BY 2015 nobody will refer to “high definition” TV because HD will be the standard form of free television everywhere.
But the HD broadcast offering in Europe will largely remain patchy during the intervening transition period, according to a report by Screen Digest.
The study says HDTV will mainly develop as a pay TV product in Europe over the next five years – and mostly as a satellite product.
A major factor for this is the lack of HD on free-to-air platforms, with only Sweden having already launched HD on free DTT and only France and the UK likely to follow in the short-mid-term.
The report says that despite its name, Freesat HD has a disappointing HD line-up and is not likely to make a strong market impact in the UK.
Other barriers to HDTV uptake are a lack of local HD channels in many countries, with pay TV operators relying mostly on US HD channels supply so far.

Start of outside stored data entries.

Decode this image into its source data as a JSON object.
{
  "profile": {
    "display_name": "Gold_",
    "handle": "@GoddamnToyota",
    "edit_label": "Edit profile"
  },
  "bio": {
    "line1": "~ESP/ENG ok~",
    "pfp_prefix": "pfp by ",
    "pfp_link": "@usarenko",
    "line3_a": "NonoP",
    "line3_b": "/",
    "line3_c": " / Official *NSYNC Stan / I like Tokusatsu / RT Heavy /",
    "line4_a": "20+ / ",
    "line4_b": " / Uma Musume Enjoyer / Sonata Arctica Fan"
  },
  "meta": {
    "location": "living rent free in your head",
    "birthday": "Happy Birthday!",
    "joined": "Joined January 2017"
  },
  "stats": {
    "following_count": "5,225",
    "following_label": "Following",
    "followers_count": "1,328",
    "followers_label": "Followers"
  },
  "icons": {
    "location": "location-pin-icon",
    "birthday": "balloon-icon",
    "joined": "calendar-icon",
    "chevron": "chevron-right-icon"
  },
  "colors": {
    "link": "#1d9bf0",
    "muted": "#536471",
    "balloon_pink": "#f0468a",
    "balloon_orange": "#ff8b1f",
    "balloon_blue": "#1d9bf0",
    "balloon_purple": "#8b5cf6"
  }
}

The study concludes that a number of European pay TV operators “lack of ambition” when it comes to HDTV.
In the report, HDTV 2008: Global Uptake, Strategies and Business Models, three critical success factors that will support the successful migration to HDTV are identified:
– penetration of HD-ready displays
– supply of HD content and HD channels
– the availability of HD broadcast on a variety of television platforms.

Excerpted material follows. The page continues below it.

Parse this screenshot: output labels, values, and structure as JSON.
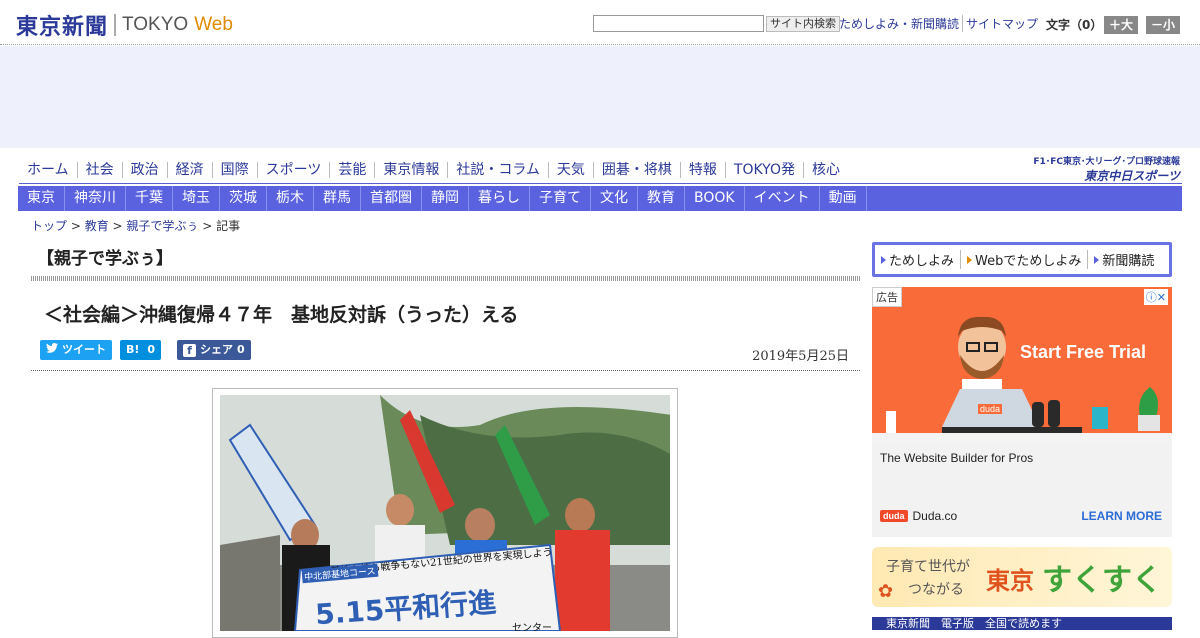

The report shows that all these are now cleared for a sustainable migration to HD in the long term.
But it adds: “In the next five years, HDTV will mainly develop as a pay TV product in Europe, and mostly a satellite product.
“However after analogue switch-offs are completed between 2010 and 2012, and digital free-to-air platforms are upgraded to more advanced technologies, they will end-up with more bandwidth capacity and become more widely accessible.”
This, says the report, will kick-start the next phase of HDTV migration as HD becomes the mainstream and ultimately, the standard form of free television around the middle of next decade.
There is a clear connection between the depth of the HD offerings and the take up of HD by subscribers, according to the study.
It says that HD has not been pushed hard enough yet by many of Europe’s pay TV operators despite being used heavily as a marketing tool.
The problem is that this isn’t followed through with the delivery of HD channels.
Premiere in Germany still only offers two HD channels and its HD uptake is sluggish.
By contrast BSkyB has now 17 HD channels covering all genres, and on the back of this has signed up almost 500,000 subscribers in less than two years – the fastest take-up of any new BSkyB product.
The report says that in European pay TV markets that show signs of maturity, operators can use HD to drive ARPU, increase loyalty and reduce churn rates.
HDTV can also drive pay TV acquisition, as new owners of HD-ready sets are frustrated by the lack of free HD sources.
“Pay TV operators should therefore seize this window of opportunity before free TV eventually accommodates more HD,” says the report.
The report also says that small and medium sized pay-TV operators might benefit from reduced costs of transmission and release bigger capacity by migrating their subscribers to MPEG4 at an early stage.